I'm doing some topology now and I'm honestly very confused on how to formally say that a set is open or closed or compact. Like especially with open sets, the proof for it (balls must exist of radius $r$) seems very arbitrary (since the radius can be as small as possible). It just makes more sense to me from a geometric standpoint (i.e drawing it out). Unfortunately, this doesn't suffice in my class so I'm asking for help for the following questions
My thoughts for the following questions are such:
1a) already solved
1b) Take the point $(n,0)$. At $n=0$, the point is in $B$, but if you take the point as $n$ approaches infinity, the point alternates between being both in and not in $B$, so by convergence, the set is not closed. Then I'm completely confused on how to do the ball proof to show that it is/is not open.
1c) $C$ is neither closed nor open. If you choose the point $(0,1,1/n)$, then it does lie in $C$. But if you take the limit as $n$ approaches infinity, then the point converges to $(0,1,1)$, which is not in the set. So it is not closed. Then if you place a ball on $(0,1,1)$, some points will lie outside of $C$, so it is not open.
1d) For starters, $D$ is a parabolic cylinder (I think). I have no idea what to do here.
I know a compact set is a set that is both bounded and closed.
2a) This set is bounded because of the squared terms and the equals sign. Since this set does contain its boundary points, this set must be closed? So it's compact?
2b) This set is an elliptic cone. I don't think it's bounded because it extends infinitely? And so it must not be closed either? Really confused here
2c) The left-hand side is unnecessary, since $e^x+e^y$ won't ever be zero or less than $0$. So if we take the point $(1/n,1/n)$, this exists in $C$, and the limit of the point as $n$ approaches infinity does also exist in $C$, so the set is closed. Then I think this set is also bounded (kind of more "duh" to me than any formal mathematical way to show it). So it's compact?
Any help or tips on how to approach these problems would be greatly appreciated :)

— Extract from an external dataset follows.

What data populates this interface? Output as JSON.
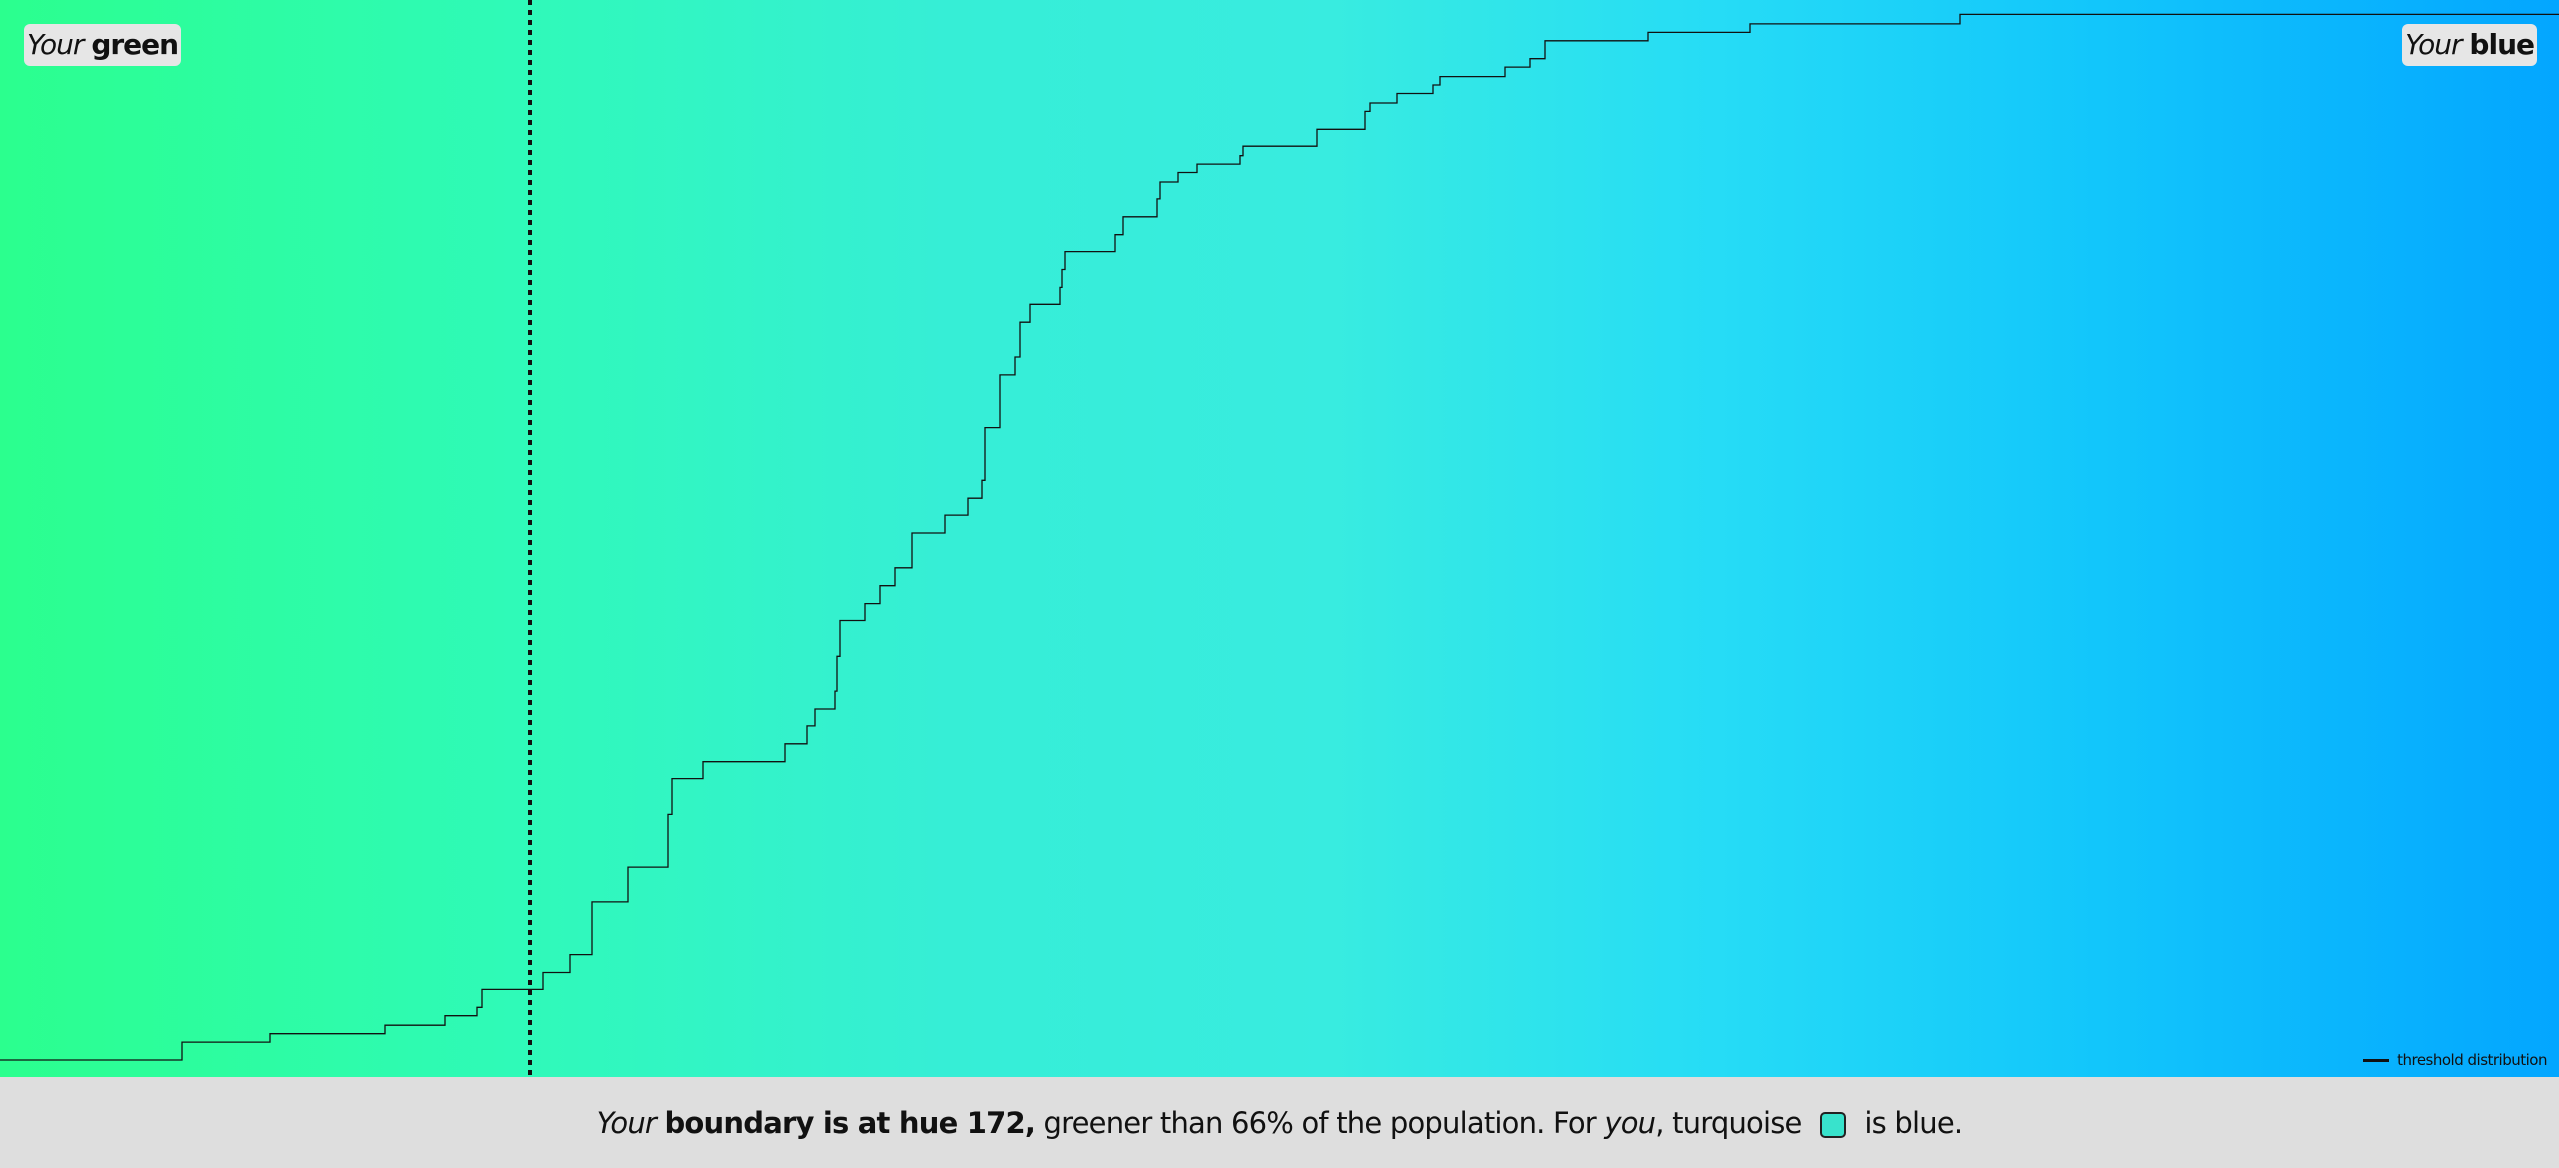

For Problem 1(b) let $f(x,y)=(\cos x) +e^{xy}.$ Observe that $p=(\pi /2,0)\in B$ because $f(\pi /2,0)=1.$
For any $r>0$ the open ball $B(p,r)$ of radius $r$ centered at $p$ contains the point $p'=(s+\pi /2,0),$ where $s=\min(r/2, \pi /4).$
And $p'\not \in B$ because $f(s+\pi /2, 0)=(\cos (s+\pi /2))+1=(-\sin s)+1<1.$ So $B $ is not open.